When Sally Buzbee joined The Washington Post a year ago this month, she took over a newsroom that had nearly doubled to more than 1,000 journalists under the ownership of Jeff Bezos, who bought it in 2013. Its coverage regularly won Pulitzer Prizes.
The newspaper has continued growing in the months since. It has opened breaking news hubs in Seoul and London to become more of a 24-hour global operation. It expanded coverage of technology, climate and personal health. Its reporting won the Pulitzer Prize for public service this year.
But Ms. Buzbee is now on the defensive, yet to completely win over the newsroom and facing internal strife that has eclipsed some of her bold plans.
Internal frustration with Ms. Buzbee has spilled into public view. Much of it resulted from two social media storms — one that led to the firing of a reporter, and another that led to accusations that a feature editor’s promotion was unfairly rescinded.
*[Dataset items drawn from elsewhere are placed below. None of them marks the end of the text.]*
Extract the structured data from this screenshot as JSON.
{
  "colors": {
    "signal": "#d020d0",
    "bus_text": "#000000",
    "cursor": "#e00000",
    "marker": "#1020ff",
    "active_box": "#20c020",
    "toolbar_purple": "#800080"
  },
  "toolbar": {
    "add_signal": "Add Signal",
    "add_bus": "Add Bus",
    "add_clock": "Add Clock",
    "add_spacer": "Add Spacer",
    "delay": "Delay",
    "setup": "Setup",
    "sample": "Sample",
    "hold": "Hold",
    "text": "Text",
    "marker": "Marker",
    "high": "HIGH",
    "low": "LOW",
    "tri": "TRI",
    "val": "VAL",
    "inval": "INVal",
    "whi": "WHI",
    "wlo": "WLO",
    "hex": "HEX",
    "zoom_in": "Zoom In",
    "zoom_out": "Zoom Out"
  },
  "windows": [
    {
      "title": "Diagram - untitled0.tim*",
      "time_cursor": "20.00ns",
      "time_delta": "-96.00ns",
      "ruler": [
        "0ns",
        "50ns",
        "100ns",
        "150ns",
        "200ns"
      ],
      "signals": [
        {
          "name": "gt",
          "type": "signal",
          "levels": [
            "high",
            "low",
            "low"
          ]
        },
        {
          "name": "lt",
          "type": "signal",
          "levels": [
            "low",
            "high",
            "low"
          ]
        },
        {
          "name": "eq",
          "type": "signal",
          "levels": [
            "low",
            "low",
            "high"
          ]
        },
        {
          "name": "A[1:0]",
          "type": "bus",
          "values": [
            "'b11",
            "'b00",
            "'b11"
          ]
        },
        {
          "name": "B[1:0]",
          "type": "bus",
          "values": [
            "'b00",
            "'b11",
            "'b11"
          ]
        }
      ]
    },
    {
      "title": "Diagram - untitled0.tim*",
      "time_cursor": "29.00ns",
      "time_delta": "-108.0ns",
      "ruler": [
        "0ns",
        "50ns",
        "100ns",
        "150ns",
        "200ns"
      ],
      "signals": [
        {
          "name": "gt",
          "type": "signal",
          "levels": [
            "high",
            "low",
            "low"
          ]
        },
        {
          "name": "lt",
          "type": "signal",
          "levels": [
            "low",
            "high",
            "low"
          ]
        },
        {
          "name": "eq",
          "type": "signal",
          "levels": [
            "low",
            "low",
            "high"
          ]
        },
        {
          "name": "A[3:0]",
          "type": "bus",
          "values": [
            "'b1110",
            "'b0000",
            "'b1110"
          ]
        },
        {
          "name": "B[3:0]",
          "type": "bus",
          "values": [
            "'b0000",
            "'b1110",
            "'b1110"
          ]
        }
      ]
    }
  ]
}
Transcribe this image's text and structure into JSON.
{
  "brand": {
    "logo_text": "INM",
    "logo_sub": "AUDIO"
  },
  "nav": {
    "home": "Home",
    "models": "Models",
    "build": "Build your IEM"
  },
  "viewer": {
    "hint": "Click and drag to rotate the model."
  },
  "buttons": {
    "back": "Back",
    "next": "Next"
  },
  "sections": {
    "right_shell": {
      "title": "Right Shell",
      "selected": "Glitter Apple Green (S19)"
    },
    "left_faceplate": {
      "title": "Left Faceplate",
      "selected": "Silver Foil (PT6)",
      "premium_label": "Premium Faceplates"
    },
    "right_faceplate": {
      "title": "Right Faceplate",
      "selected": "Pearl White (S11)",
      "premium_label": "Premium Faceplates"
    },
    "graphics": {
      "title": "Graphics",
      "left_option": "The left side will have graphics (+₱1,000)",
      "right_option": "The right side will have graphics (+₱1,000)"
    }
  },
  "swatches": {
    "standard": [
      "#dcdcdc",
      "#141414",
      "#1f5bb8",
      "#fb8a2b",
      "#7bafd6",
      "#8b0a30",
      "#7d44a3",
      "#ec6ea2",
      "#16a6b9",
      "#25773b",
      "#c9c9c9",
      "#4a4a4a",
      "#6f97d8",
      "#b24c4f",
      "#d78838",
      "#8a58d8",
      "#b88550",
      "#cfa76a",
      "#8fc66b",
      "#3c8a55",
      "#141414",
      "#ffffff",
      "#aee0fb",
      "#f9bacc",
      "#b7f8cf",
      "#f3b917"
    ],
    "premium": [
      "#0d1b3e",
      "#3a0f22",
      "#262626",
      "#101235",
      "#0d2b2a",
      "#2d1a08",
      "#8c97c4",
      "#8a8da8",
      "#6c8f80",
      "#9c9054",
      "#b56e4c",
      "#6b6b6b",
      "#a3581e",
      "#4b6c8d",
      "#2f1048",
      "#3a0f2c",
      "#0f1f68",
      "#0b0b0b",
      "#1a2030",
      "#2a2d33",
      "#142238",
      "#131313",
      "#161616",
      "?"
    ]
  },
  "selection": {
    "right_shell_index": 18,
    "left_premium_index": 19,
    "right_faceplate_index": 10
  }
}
Many journalists at the newspaper say the problems resulted from an outdated policy on how employees should conduct themselves online, and a star system that has led to uneven enforcement of that policy. Ms. Buzbee released a draft of a new social media policy on Wednesday.
Some in the newsroom also feel that Ms. Buzbee has not made a priority of meeting with the rank-and-file to address those frustrations. Other workers have chafed over her return-to-office requirements, and tensions have flared between the national and metro reporting teams.
In a contentious meeting last week, some staff members told Ms. Buzbee that she had not yet earned their trust, according to several people among dozens in attendance. Margaret Sullivan, the newspaper’s media columnist, told Ms. Buzbee in that meeting that rescinding the feature editor’s promotion would unfairly damage his career. Many others spoke up with a similar sentiment.